KEEN cook Ian Grierson is once again inviting readers to take a step back in time and remember foods of yesteryear.
In this article, he shares his recipe for potted shrimp, a family favourite from his childhood.
Ian said: “Our “prawns” are what Americans call “shrimp”, but our “shrimps” are just little fellows that definitely are not potted gold; liquid, solid or otherwise. The tiny brown shrimp surely are something special, what they lack in size they undoubtedly make up in taste.
“To me the little brown lads are right at the top of the best seafood to eat and I really like seafood!

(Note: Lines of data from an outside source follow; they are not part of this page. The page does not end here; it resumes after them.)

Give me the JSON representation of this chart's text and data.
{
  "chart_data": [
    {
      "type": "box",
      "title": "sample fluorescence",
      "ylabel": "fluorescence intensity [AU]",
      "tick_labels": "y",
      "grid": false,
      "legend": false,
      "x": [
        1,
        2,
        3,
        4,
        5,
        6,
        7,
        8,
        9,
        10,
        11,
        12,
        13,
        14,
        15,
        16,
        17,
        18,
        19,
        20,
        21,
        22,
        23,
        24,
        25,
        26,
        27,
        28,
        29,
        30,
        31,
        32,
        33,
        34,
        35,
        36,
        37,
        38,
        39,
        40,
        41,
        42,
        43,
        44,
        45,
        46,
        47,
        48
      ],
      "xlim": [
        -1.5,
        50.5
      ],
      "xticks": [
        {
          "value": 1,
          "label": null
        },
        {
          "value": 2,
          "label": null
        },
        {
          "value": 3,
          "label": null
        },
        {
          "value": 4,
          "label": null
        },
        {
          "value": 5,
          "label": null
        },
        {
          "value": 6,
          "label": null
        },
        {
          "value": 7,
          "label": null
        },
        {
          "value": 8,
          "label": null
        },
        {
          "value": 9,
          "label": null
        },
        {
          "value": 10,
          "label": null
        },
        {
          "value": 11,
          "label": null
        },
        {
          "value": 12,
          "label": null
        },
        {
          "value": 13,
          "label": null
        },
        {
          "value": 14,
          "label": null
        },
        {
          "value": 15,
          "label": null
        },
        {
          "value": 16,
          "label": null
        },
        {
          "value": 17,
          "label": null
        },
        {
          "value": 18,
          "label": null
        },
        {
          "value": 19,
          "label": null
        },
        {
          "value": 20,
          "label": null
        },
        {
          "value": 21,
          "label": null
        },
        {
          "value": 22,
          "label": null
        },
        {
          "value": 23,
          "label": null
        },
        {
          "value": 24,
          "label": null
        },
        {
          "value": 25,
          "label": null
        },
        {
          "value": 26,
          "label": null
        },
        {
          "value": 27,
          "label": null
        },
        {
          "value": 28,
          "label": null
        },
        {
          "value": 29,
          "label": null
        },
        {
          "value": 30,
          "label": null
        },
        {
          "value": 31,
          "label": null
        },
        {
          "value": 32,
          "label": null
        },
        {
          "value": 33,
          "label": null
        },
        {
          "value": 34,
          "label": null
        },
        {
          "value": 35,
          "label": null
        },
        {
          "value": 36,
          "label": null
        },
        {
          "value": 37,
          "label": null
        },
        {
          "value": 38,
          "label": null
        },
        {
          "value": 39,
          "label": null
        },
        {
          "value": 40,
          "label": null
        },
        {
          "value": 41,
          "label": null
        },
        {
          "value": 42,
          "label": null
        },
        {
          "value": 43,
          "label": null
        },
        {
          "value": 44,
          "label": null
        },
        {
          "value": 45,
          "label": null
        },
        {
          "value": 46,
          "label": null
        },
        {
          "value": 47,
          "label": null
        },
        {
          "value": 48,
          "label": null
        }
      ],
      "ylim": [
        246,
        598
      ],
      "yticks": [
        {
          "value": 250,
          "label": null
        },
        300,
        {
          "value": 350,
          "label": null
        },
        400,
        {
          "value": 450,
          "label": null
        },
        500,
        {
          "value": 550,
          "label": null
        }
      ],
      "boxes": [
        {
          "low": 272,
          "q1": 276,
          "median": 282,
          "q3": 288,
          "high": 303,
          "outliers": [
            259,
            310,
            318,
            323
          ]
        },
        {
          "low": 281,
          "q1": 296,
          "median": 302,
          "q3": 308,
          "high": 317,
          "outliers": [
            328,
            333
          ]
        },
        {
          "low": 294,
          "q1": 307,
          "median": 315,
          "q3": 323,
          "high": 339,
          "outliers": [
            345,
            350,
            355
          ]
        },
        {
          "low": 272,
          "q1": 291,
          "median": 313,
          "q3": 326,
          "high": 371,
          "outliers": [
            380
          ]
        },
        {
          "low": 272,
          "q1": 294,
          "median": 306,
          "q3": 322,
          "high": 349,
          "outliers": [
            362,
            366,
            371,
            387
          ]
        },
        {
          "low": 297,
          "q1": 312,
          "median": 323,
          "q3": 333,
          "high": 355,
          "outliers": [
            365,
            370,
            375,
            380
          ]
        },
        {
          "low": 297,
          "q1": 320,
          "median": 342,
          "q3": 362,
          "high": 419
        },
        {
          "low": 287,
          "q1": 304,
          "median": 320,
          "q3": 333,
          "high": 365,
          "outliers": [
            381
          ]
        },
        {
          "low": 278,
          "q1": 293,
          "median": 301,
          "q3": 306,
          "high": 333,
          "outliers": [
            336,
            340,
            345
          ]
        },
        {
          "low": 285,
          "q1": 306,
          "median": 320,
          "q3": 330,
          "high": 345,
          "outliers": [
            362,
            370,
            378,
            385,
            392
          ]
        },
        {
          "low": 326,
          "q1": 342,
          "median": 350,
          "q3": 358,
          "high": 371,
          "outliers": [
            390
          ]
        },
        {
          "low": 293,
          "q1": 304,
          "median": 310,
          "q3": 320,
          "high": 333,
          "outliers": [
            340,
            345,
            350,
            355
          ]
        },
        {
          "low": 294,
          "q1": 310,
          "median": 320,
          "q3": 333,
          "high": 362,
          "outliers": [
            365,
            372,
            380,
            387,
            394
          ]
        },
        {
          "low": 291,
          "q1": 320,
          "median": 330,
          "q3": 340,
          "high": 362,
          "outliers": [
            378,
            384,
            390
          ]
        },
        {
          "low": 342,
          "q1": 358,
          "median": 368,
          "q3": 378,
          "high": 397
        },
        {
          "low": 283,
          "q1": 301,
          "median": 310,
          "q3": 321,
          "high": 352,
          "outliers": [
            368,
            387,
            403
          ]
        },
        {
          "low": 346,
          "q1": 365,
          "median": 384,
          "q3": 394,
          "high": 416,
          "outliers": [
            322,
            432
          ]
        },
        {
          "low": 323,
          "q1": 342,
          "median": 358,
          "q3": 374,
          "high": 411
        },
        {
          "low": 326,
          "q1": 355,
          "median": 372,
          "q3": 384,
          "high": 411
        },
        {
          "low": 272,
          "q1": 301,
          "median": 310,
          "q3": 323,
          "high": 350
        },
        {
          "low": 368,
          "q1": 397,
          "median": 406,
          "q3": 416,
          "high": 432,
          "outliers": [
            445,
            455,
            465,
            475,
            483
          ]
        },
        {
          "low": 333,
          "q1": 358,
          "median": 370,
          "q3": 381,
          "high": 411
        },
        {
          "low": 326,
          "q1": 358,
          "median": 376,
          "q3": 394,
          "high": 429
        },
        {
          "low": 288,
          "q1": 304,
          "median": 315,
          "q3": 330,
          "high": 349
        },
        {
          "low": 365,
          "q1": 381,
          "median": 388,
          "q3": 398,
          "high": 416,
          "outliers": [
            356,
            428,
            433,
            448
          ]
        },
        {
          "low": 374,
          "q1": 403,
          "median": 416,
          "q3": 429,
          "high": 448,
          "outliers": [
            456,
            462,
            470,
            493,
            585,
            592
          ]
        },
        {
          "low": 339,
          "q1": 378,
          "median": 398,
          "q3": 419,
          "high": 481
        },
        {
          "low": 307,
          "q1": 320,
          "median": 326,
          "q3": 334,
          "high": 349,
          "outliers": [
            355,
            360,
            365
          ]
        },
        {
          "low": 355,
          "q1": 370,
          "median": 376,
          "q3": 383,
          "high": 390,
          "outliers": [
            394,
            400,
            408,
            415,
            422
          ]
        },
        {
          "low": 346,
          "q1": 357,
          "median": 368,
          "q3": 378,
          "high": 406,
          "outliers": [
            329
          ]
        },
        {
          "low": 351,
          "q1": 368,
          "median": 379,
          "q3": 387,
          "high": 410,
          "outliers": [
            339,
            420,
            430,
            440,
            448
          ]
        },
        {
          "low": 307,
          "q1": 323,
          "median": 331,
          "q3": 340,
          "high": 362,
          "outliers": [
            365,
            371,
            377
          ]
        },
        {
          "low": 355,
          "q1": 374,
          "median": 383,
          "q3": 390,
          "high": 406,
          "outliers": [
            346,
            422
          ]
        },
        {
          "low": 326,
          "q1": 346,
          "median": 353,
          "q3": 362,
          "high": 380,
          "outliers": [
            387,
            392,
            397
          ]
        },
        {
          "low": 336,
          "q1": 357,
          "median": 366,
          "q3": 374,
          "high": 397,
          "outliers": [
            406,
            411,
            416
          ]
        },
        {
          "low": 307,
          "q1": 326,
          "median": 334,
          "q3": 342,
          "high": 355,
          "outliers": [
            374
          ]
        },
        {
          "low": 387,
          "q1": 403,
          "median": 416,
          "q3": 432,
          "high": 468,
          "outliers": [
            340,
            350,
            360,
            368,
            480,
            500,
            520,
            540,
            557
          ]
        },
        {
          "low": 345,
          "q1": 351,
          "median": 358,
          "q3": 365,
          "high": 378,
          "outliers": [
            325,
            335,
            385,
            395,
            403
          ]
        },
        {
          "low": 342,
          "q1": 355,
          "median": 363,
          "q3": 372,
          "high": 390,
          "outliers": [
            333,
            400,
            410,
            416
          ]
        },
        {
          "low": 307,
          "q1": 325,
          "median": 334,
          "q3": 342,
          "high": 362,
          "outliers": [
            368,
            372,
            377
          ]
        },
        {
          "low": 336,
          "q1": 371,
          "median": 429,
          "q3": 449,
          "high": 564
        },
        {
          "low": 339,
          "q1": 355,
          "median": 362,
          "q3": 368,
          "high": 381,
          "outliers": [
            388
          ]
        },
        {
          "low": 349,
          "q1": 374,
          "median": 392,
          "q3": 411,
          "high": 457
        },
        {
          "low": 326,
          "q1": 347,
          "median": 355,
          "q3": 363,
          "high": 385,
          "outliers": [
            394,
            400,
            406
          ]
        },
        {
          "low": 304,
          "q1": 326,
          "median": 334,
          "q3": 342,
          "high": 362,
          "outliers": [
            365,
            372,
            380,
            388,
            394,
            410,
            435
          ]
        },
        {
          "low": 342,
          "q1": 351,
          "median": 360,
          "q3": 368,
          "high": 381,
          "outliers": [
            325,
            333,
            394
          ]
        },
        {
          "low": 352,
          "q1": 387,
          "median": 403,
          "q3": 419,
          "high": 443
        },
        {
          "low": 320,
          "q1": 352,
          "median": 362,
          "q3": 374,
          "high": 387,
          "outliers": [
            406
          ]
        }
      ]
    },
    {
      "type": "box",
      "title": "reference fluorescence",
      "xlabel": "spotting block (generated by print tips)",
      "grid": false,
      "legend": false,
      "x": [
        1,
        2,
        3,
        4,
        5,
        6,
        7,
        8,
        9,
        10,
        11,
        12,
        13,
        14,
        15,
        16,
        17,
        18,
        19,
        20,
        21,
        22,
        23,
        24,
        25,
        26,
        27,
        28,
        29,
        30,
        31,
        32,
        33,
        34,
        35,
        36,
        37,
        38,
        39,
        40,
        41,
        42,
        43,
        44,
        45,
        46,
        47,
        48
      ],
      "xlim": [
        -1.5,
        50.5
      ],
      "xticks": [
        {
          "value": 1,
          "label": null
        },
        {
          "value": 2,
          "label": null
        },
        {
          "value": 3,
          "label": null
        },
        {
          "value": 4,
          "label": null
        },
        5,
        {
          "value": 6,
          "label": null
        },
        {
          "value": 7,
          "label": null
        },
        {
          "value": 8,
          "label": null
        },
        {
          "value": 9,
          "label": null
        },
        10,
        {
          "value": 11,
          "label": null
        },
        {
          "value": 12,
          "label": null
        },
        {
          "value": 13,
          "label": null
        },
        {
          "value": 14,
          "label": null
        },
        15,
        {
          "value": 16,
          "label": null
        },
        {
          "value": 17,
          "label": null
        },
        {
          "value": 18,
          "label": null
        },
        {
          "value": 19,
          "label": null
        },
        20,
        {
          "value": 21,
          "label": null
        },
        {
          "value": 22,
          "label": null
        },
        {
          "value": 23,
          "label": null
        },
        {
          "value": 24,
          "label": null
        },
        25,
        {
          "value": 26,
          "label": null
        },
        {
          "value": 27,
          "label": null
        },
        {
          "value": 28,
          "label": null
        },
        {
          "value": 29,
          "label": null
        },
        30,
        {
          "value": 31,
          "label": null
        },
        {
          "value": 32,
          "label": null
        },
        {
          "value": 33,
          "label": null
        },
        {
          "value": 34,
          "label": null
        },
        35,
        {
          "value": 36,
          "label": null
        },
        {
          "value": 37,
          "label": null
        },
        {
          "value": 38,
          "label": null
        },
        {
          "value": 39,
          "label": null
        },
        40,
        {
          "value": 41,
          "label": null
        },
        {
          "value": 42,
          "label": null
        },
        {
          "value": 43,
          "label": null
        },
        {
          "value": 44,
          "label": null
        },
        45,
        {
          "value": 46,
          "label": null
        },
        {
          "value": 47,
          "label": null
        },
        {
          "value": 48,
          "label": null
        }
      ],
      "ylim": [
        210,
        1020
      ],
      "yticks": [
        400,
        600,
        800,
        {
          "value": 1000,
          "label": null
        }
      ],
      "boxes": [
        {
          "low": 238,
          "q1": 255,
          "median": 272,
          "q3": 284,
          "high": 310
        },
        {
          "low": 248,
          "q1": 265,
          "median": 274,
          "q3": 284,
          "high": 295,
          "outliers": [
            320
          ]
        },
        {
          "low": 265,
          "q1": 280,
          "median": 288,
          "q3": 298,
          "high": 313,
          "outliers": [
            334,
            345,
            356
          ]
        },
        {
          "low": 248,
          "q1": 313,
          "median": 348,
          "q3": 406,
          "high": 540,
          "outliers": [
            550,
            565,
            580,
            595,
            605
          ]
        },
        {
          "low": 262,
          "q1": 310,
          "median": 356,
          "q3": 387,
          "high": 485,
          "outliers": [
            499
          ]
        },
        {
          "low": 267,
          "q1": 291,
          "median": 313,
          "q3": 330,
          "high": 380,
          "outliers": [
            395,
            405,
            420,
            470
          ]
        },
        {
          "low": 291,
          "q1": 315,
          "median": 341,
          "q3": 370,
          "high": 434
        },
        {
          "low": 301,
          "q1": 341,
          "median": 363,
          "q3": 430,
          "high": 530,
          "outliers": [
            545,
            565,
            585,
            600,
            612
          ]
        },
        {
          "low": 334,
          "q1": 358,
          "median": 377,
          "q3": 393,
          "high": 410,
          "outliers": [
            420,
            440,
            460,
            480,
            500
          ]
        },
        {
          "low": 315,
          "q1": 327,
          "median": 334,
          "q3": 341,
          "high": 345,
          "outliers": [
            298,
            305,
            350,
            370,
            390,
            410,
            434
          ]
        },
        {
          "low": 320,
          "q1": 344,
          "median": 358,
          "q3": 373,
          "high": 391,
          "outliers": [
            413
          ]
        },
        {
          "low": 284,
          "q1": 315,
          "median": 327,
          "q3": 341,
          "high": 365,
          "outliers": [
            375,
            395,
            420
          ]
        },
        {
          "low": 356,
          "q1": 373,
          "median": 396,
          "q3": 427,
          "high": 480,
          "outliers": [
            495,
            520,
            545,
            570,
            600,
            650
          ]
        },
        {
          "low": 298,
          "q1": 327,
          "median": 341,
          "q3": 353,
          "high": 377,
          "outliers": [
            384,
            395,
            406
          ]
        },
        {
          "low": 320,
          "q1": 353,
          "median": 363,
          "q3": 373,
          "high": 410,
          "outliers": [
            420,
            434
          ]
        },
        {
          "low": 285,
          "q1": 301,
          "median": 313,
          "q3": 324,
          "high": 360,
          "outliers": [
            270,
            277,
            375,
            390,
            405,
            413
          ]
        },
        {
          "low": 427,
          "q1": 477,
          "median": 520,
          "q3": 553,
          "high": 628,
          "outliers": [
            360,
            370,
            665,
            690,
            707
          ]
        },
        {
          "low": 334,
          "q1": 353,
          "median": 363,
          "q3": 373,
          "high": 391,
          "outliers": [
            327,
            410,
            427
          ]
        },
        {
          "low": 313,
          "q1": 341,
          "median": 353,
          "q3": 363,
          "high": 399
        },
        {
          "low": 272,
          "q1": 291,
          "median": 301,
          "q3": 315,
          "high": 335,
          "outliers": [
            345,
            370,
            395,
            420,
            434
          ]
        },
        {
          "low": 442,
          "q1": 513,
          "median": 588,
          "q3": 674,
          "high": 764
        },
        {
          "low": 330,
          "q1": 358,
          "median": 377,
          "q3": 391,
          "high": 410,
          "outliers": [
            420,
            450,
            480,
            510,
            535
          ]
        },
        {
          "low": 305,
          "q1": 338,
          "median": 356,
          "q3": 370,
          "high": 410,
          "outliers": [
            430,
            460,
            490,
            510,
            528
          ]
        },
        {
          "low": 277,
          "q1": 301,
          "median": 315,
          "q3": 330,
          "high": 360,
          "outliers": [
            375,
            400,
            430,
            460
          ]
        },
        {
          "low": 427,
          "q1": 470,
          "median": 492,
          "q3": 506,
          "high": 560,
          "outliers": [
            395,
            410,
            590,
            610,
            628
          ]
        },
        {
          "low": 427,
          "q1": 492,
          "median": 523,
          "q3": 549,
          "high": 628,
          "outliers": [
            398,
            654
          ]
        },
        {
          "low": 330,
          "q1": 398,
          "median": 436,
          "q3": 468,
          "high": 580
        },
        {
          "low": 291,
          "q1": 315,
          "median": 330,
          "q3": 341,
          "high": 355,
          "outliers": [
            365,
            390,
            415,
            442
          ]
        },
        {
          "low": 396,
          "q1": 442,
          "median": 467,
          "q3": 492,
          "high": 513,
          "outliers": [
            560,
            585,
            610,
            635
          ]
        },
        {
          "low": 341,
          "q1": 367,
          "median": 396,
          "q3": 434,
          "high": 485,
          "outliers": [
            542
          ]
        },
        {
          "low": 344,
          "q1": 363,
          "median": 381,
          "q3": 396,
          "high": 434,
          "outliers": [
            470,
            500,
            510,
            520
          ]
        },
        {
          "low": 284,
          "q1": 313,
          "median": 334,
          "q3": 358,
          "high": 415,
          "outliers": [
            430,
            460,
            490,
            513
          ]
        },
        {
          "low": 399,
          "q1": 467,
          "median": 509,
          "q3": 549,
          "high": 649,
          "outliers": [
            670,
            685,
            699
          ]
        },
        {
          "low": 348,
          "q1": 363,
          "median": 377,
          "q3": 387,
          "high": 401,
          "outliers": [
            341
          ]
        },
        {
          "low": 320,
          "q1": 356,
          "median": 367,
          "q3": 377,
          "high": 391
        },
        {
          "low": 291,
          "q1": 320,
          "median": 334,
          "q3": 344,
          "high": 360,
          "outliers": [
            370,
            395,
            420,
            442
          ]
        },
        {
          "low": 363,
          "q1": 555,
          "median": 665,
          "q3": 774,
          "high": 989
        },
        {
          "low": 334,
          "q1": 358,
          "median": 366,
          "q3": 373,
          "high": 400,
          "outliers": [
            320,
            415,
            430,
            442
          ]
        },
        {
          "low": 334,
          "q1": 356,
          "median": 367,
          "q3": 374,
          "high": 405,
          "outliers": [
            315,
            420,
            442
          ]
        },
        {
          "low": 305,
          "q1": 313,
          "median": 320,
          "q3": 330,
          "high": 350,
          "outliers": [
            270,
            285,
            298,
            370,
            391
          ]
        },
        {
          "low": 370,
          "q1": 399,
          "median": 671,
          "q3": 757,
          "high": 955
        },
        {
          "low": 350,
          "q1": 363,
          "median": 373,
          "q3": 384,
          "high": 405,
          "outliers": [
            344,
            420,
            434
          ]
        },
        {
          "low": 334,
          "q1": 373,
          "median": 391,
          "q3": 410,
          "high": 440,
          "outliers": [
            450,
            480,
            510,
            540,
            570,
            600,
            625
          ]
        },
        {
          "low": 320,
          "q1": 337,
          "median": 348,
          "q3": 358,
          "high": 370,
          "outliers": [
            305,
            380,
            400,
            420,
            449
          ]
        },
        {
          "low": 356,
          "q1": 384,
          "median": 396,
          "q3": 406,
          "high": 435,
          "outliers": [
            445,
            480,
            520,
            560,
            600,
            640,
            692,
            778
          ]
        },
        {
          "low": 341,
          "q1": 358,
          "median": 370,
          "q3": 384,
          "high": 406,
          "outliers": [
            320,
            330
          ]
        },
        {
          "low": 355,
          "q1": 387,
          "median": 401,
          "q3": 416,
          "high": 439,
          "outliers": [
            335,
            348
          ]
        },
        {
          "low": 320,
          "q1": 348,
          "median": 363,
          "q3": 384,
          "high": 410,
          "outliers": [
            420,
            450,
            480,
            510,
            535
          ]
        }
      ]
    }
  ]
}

“In my younger days I used to buy them fresh and unpeeled. Although I really enjoyed them, they are a preparation nightmare so, life being too short for regular shrimp collecting and peeling, I now buy them in a pot from a town fishmonger already cooked and prepared.
“Potting as a kitchen activity is a longstanding British technique for preserving meats from spoiling. The Scots cook Meg Dods, in her book “ The Cook and Housewife’s Manual” from the early 19th century, claimed that when covered by a thick layer of butter the potted contents could survive three or four weeks without spoiling. For that to be the case the melted butter needs to be clarified as the solids, if ignored, will taint the potting within a day or so.”
His recipe goes like this:
400g peeled and cooked brown shrimps
250g unsalted butter
10ml (2tblsp) Worcestershire sauce
2.5ml (½ tsp) cayenne pepper
Some gratings of fresh nutmeg
8 slices of dry toast
2 lemons quartered
Warm the butter gently in a little pan on the hob under low heat until it is just off the preboil bubble. When the butter is melted the solids form a white scum on top and the watery components collect at the bottom. Skim off the white surface solids with a spoon and pour the clarified butter fat into a warm bowl but make sure to leave enough butter behind so the watery bottom elements are discarded.
Keep the clarified butter warm; mix in the shrimps until they are well coated. Add in the sauce, the cayenne pepper and scrape in some nutmeg. Pour into individual moulds or ramekins and let them set in the fridge. Serve with long fingers of dry toast (slice each toast long ways into 4) with 2 toasts per plate alongside a ramekin of potted shrimp and 2 segments of lemon.
Ian, who lives in Annan, said: “Even today pots of brown shrimp and already prepared potted shrimp in butter are available at some supermarkets, fishmongers and online. Although not quite the same, small prawns will do the job reasonably well.
“The butter clarification used here is fairly crude and inevitably incomplete so the potted shrimp will last only a few days. If you need longer preservation pass the butterfat through a muslin or cheesecloth lined sieve for more effective removal of surface solids.”